You see when the summer began, I was so eager to dive in to all the adventures I had in front of me. I’m sure many of you can relate to this. I dove in so quickly that my full schedule began to burst with all the things I had been longing to do. And what I didn’t consider was how I planned to keep myself grounded and connected to God throughout this season. At times I have neglected to make room for Him in my busy schedule. Yes I pray, attend church, join church online, and engage in conversations with other Christians about what God is doing right now, but I have neglected to spend enough quality time simply sitting in His presence. Now what constitutes as enough, I think that varies for all of us. But when I begin to feel uneasy or ill prepared, I’m forced to take a step back and consider where this feeling is truly coming from.
As I’ve been reflecting on this feeling, I’ve been hit with a harsh reality. This reality being that I need to own it. I need to get open and honest with myself and admit that I am not a victim to these negative feelings. I need to be willing to admit my role in it. These moments of reflection are never easy, but they are the moments where truth floods to the surface.
I went to the beach recently and the water was unsettled. The waves were a good size, and the current was warm. It’s so much fun to dive into those waves and let the water take you, but have you ever tried to simply stand in the water without moving? If you’ve ever tried it, you probably know it’s next to impossible not to move. The water hits you and your body is shaken as you fight to stay afloat. Now imagine these waves are your emotions. How does it feel when you try to resist them? Fight against them? Swim away from them?
As I stood in that water, I realized that I don’t need to resist these waves anymore. No matter how high they crash I must be willing to move with them, to face and embrace them, to have faith that no matter what I will always end up back on the shore.
I keep asking myself, what’s my role in these feelings? Why am I so overwhelmed, and stressed and anxious? Why am I fighting not to drown instead of allowing myself to float? The answer is actually quite simple when I'm willing to take ownership. What have I forgotten to do during this season? I’ve forgotten to make room for the only thing that will always lead me back to shore.

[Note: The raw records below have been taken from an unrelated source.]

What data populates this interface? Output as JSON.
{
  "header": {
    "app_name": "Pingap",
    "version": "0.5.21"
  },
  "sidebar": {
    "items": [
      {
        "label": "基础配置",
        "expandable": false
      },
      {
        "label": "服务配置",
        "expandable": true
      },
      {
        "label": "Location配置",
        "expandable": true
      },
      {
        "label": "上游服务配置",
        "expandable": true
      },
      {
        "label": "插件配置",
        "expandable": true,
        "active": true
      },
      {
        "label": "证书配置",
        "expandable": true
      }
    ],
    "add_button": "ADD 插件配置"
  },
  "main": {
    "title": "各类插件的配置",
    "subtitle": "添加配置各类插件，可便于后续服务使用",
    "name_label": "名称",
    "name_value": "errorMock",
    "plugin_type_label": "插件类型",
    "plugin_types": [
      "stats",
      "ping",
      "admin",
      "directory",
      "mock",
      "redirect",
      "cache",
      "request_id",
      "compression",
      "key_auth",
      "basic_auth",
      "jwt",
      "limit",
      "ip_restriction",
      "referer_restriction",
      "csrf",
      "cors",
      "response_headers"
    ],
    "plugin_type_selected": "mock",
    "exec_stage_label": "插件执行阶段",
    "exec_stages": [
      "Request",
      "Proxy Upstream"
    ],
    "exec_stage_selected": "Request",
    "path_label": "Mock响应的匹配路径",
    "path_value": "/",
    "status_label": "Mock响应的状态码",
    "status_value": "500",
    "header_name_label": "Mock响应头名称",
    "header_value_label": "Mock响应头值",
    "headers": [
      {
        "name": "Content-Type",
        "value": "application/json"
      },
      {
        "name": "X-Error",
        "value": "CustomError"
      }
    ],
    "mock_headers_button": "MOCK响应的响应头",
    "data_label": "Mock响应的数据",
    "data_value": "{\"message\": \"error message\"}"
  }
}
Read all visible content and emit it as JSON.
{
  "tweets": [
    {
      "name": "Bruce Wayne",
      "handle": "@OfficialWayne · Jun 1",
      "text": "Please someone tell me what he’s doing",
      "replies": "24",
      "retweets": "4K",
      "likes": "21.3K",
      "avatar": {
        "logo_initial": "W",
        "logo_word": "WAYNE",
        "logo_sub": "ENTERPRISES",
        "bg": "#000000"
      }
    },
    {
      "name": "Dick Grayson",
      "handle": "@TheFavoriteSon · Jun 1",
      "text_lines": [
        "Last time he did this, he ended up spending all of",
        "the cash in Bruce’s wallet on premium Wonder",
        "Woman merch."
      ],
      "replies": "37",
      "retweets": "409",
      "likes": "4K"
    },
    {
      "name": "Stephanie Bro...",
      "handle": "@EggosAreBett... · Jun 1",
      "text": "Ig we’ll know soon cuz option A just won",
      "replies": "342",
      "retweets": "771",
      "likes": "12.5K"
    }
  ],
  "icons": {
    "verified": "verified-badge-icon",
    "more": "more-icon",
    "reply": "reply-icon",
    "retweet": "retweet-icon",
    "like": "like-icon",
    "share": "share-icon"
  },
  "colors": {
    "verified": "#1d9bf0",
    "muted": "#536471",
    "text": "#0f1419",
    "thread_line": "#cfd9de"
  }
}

It is so easy to get caught up in the busy season, in the fullness of everyday adventures and opportunities. But how much different does it feel to be caught up in His fullness instead? To spend time embracing the moments of quiet reflection. To set aside intentional time and dive headfirst into His embrace.
A close friend of mine spoke into my life recently about how important it is to be available to God. When we get sucked in to all the business of this world, and become available to too many other people, places, and things we are less available to the one who grounds us. The one who shapes, defines, and guides us. The one who is calling us away from the noise and into His presence. I think it's time to truly recognize and own the fact that the world doesn’t deserve a bigger piece of us. Only God deserves our hearts.
So how has your summer been? Busy? Mine too. But as the season heads in a new direction, we all have a choice to make. We must choose to own the feelings that arise. And take time to reflect on what we are making room for.
What are you allowing in right now?
No matter what this next season has in store I pray that you too can make room in your busy schedule. The world gets too much of our attention already.